Googling "port 995 abuse" produces a magnificent total of 0 results, so it's difficult to see what threat case they're actually defending against. Are they worried that people might … read their own email? Gotta stamp that shit out, fast.
@ferricoxide@angusm I don't leave any data on a server where it can be subpoenaed or hacked. All of my data sits on my laptop on an encrypted drive and in an encrypted backup in a remote site that I rotate once a week
If you own the server and control whether or not a message-deletion is truly a message deletion.
If you have a mail service provider that worries about data-integrity, they're probably also going to be backing up your mail spool for some number of days. And, if anyone's coming at them with a subpoena-like instrument (like an NSL), you're not going to know if they've been required to not only turn over backups, but dupe-on-arrival any emails that transit their system that are to/from you.

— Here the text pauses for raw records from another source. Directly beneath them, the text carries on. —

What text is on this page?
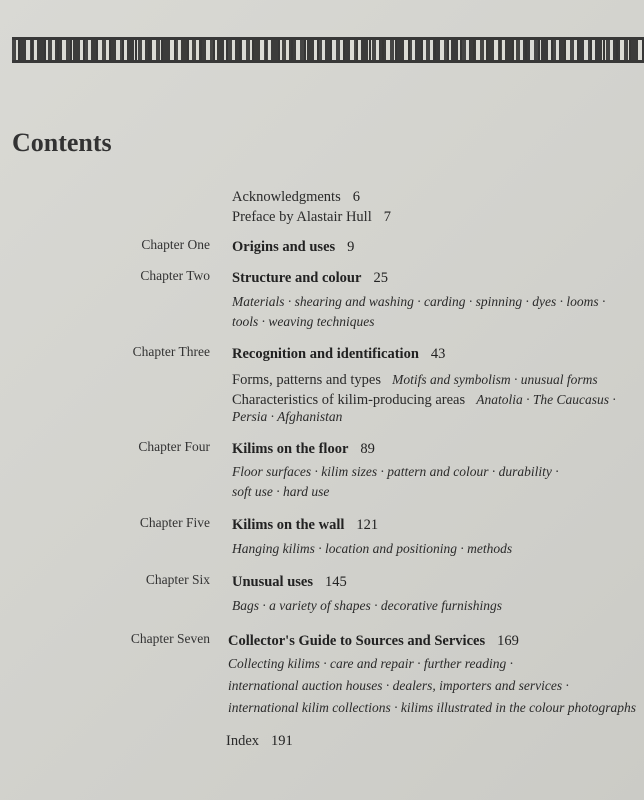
Contents
Acknowledgments 6
Preface by Alastair Hull 7
Chapter One Origins and uses 9
Chapter Two Structure and colour 25
Materials · shearing and washing · carding · spinning · dyes · looms ·
tools · weaving techniques
Chapter Three Recognition and identification 43
Forms, patterns and types Motifs and symbolism · unusual forms
Characteristics of kilim-producing areas Anatolia · The Caucasus ·
Persia · Afghanistan
Chapter Four Kilims on the floor 89
Floor surfaces · kilim sizes · pattern and colour · durability ·
soft use · hard use
Chapter Five Kilims on the wall 121
Hanging kilims · location and positioning · methods
Chapter Six Unusual uses 145
Bags · a variety of shapes · decorative furnishings
Chapter Seven Collector's Guide to Sources and Services 169
Collecting kilims · care and repair · further reading ·
international auction houses · dealers, importers and services ·
international kilim collections · kilims illustrated in the colour photographs
Index 191
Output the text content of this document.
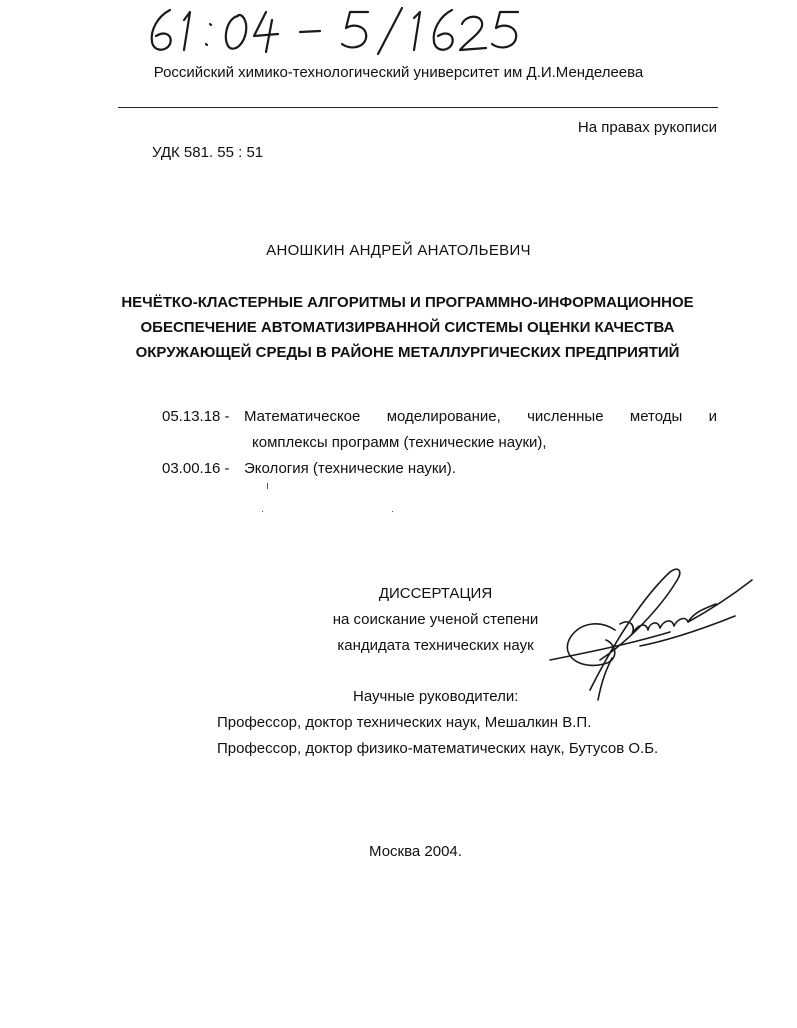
Российский химико-технологический университет им Д.И.Менделеева
На правах рукописи
УДК 581. 55 : 51
АНОШКИН АНДРЕЙ АНАТОЛЬЕВИЧ
НЕЧЁТКО-КЛАСТЕРНЫЕ АЛГОРИТМЫ И ПРОГРАММНО-ИНФОРМАЦИОННОЕ
ОБЕСПЕЧЕНИЕ АВТОМАТИЗИРВАННОЙ СИСТЕМЫ ОЦЕНКИ КАЧЕСТВА
ОКРУЖАЮЩЕЙ СРЕДЫ В РАЙОНЕ МЕТАЛЛУРГИЧЕСКИХ ПРЕДПРИЯТИЙ
05.13.18 - Математическое моделирование, численные методы и
комплексы программ (технические науки),
03.00.16 - Экология (технические науки).
ДИССЕРТАЦИЯ
на соискание ученой степени
кандидата технических наук
Научные руководители:
Профессор, доктор технических наук, Мешалкин В.П.
Профессор, доктор физико-математических наук, Бутусов О.Б.
Москва 2004.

Overall, if you aren't doing message body encryption, whether you leave your message on the server or not can make little practical difference.
Lastly, depending who you're looking to protect your mail contents from, the message-body can be significantly less important than its metadata.
@ferricoxide@angusm no, I am on a mail server with half a dozen users run by a close friend and I know what the data retention policies are and I only read it from one device.
@pluralistic for years I maintained an alternative backup port 25 for my mail relay just for those ISPs that did stupid shit like this. Harder to move other standard ports around, especially on mobile
@pluralistic thank you for giving me another reason to not consider GoogleFi. I toy with the idea every couple of years, read a small but poignant horror story, and retreat safely back to T-mobile. While not perfect, I have none of the Google issues ya'll talk about.
@pauliehedron Yeah, I know. I have my EFF VPN that I can set up on my phone but a) it's a pain and b) mobile is slow enough so much of the time that I don't want to add a layer of indirection.
@pluralistic@pauliehedron dunno what tech the EFF is using, but if issues like this get to the point you’re consistently hedging against them, WireGuard is great, and very low overhead. I roll my own, I know there are commercial providers out there too, I just don’t use them.
I've been routing all Internet traffic through my own OpenVPN server at home for several years. On the phone I can't really say I notice much at all, it works just as well as if I was connected directly. There is an overhead, yes, but in a good setup you shouldn't really notice that much of it in real life.
This way Internet sites can't even tell that easy if or when I'm travelling; I have the same semi-static public IP address anyhow, regardless of where I am in real life.